Depends on the market. It's not very common to be true specially in large countries where transport costs are high and competition is not much (yet). If the question is in the context is Singapore (or even the UK, Germany etc) then things are not that hard due to small size. Remember that for the majority of users, traffic flow is Google/Facebook/Netflix/Akamai/few more for 95% of their usage. If they are present near to you, it's not that hard.

In theory, Jio/Airtel could have different pricing for Delhi/Mumbai/Chennai (and a few other cities with caching nodes) but then it would create all sorts of confusion, marketing issues etc. Airtel used to have different prices for different cities during DSL days.

Comcast in the US has caps in certain markets of as low as 1.2TB and they would charge extra for actual unlimited data. AT&T has caps (reference). I think on FTTH in certain markets they do not have any for now. Still, American providers at large have fewer/no capping issues because of much better ARPUs. With Indian retail pricing, it's actually tough and hence if cost can be saved, providers will do their best to save. The US has more competition on wholesale, long-haul dark fibre but much lower on retail. We have the opposite!


So some of this has to happen to change this situation:
  1. More competition on transport specially from non-telcos who aren't competing in the same retail space. Some companies have come up but it's still a work in progress.
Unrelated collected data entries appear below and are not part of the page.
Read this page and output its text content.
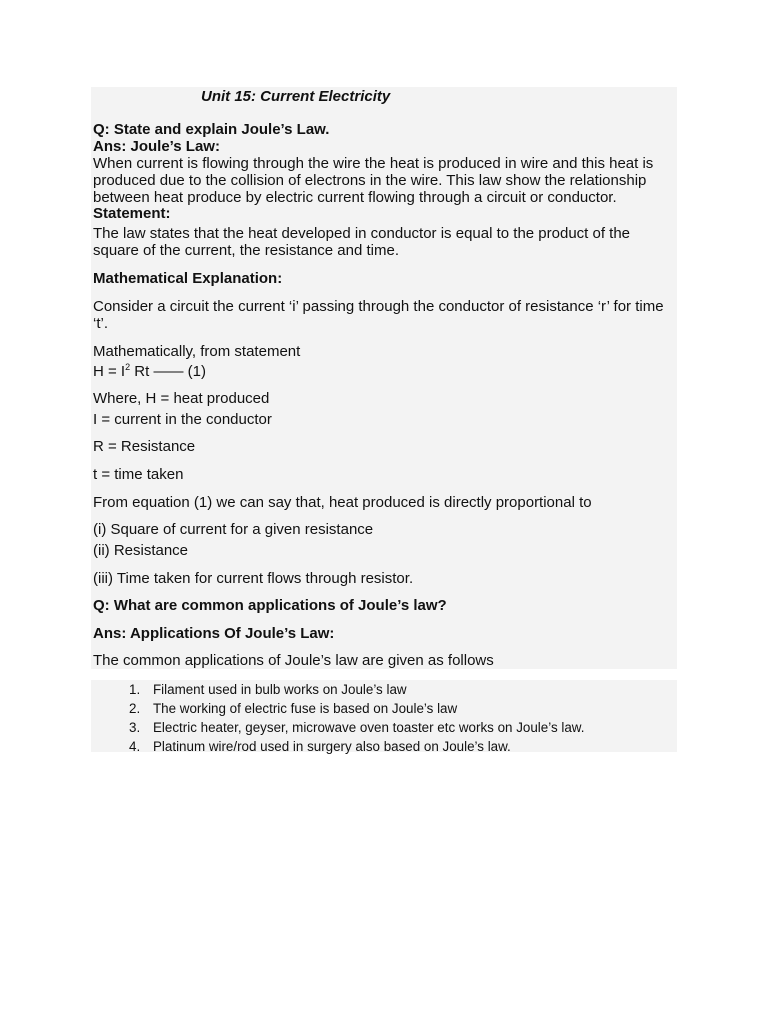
Unit 15: Current Electricity
Q: State and explain Joule’s Law.
Ans: Joule’s Law:
When current is flowing through the wire the heat is produced in wire and this heat is produced due to the collision of electrons in the wire. This law show the relationship between heat produce by electric current flowing through a circuit or conductor.
Statement:
The law states that the heat developed in conductor is equal to the product of the square of the current, the resistance and time.
Mathematical Explanation:
Consider a circuit the current ‘i’ passing through the conductor of resistance ‘r’ for time ‘t’.
Mathematically, from statement
$H = I^2$ Rt —— (1)
Where, H = heat produced
I = current in the conductor
R = Resistance
t = time taken
From equation (1) we can say that, heat produced is directly proportional to
(i) Square of current for a given resistance
(ii) Resistance
(iii) Time taken for current flows through resistor.
Q: What are common applications of Joule’s law?
Ans: Applications Of Joule’s Law:
The common applications of Joule’s law are given as follows
1. Filament used in bulb works on Joule’s law
2. The working of electric fuse is based on Joule’s law
3. Electric heater, geyser, microwave oven toaster etc works on Joule’s law.
4. Platinum wire/rod used in surgery also based on Joule’s law.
More non-telco dark fibre is needed on the long haul which can be leased by ISPs.
  2. Policy change: Active infra sharing still has issues. So if an ISP has access to dark fibre, they cannot share it / lease its capacity to others. ISP license = lit fibre only to offer "internet service". Selling point-to-point links, DWDM waves, layer 2 transport...just anything non-internet is not legal and requires an extra expensive license with its own set of paperwork and long-term cost of maintaining it.
  3. Cheaper IP transit (specially for small to mid-sized players). IP transit pricing varies wildly specially for lower commitments.
  4. Some sort of shared common last mile infra. (read about how the Stokab network did in Stockholm). In the absence of that, everyone is putting their own last mile, burning cost, there is much lower density on the last mile due to so many parallel rollouts, plus middle mile management to reach Delhi/Mumbai/Chennai for peering, plus IP transit arrangement, plus managing CPE cost ....all with massive competition and very low commitments (3 months or 6 months).
Unless these fundamentals change, issues will keep coming in one or other form.